Even a 16 per cent growth in sales income from Rs 8.5 crore to Rs 10 crore could not prevent a fall in operating profit. The market has shifted to debt and fund raisers as well as investors are preferring debt route to equity. Recent meltdown of ICE stocks as well as a low interest regime has spurred the growth of the debt market.
Crisil, with its expertise in this field, was best placed to exploit the situation in the most effective manner. However, intense competition from rivals such as Icra and Care has put pressure on its operating margin. Staff cost has risen by almost 50 per cent consequent on high remuneration being paid to retain intellectual capital. This has further pressured the profit margins.
All these factors have nearly halved the operating profit margin from a high of 60 per cent to 35 per cent in the quarter ended December, 2000. A 54 per cent jump in the depreciation cost to Rs 1 crore has further eaten into the bottomline. Profit before tax (excluding extraordinary income) stood at Rs 2.7 crore down 50 per cent from Rs 5.3 crore.
The share price of Crisil is very close to its 52-week low of Rs 164 and closed at Rs 200 on Thursday, January 04, 2001.
Income from rating and surveillance activities, credit assessments, advisory services and subscriptions to information products constitute the major source of income for Crisil. Rating activities contribute around 75 per cent to 80 per cent to the sales income while other businesses the rest.
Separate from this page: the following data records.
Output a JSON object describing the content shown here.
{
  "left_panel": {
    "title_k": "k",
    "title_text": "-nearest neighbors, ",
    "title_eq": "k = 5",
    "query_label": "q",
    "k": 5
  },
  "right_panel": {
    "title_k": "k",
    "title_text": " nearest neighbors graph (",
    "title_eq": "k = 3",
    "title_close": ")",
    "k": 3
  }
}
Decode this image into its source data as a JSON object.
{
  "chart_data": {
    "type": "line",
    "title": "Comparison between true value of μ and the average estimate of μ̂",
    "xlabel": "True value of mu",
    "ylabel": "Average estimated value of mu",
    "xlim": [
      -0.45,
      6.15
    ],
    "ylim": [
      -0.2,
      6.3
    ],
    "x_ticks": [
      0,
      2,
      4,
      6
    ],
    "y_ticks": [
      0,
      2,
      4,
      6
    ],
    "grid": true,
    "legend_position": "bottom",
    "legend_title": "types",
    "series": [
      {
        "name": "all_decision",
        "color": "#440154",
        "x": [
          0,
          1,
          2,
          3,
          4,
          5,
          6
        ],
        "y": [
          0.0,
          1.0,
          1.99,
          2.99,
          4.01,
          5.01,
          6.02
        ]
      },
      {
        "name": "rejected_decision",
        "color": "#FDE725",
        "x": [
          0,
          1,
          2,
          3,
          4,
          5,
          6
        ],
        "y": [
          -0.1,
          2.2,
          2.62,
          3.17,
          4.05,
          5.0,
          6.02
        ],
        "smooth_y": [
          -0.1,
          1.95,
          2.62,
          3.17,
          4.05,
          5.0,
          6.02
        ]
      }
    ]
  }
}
Lately many companies are taking recourse to debt to raise funds. This fact coupled with opening up of new avenues like rating of insurance companies, would definitely look up the credit rating sector in the near future. Increased investment by the government, public sector and private sector in developing infrastructure would also give a fillip to demand for advisory services provided by the rating agencies. Yet, Crisil may have to be on the guard against growing competition from other institutions, besides monitoring cost.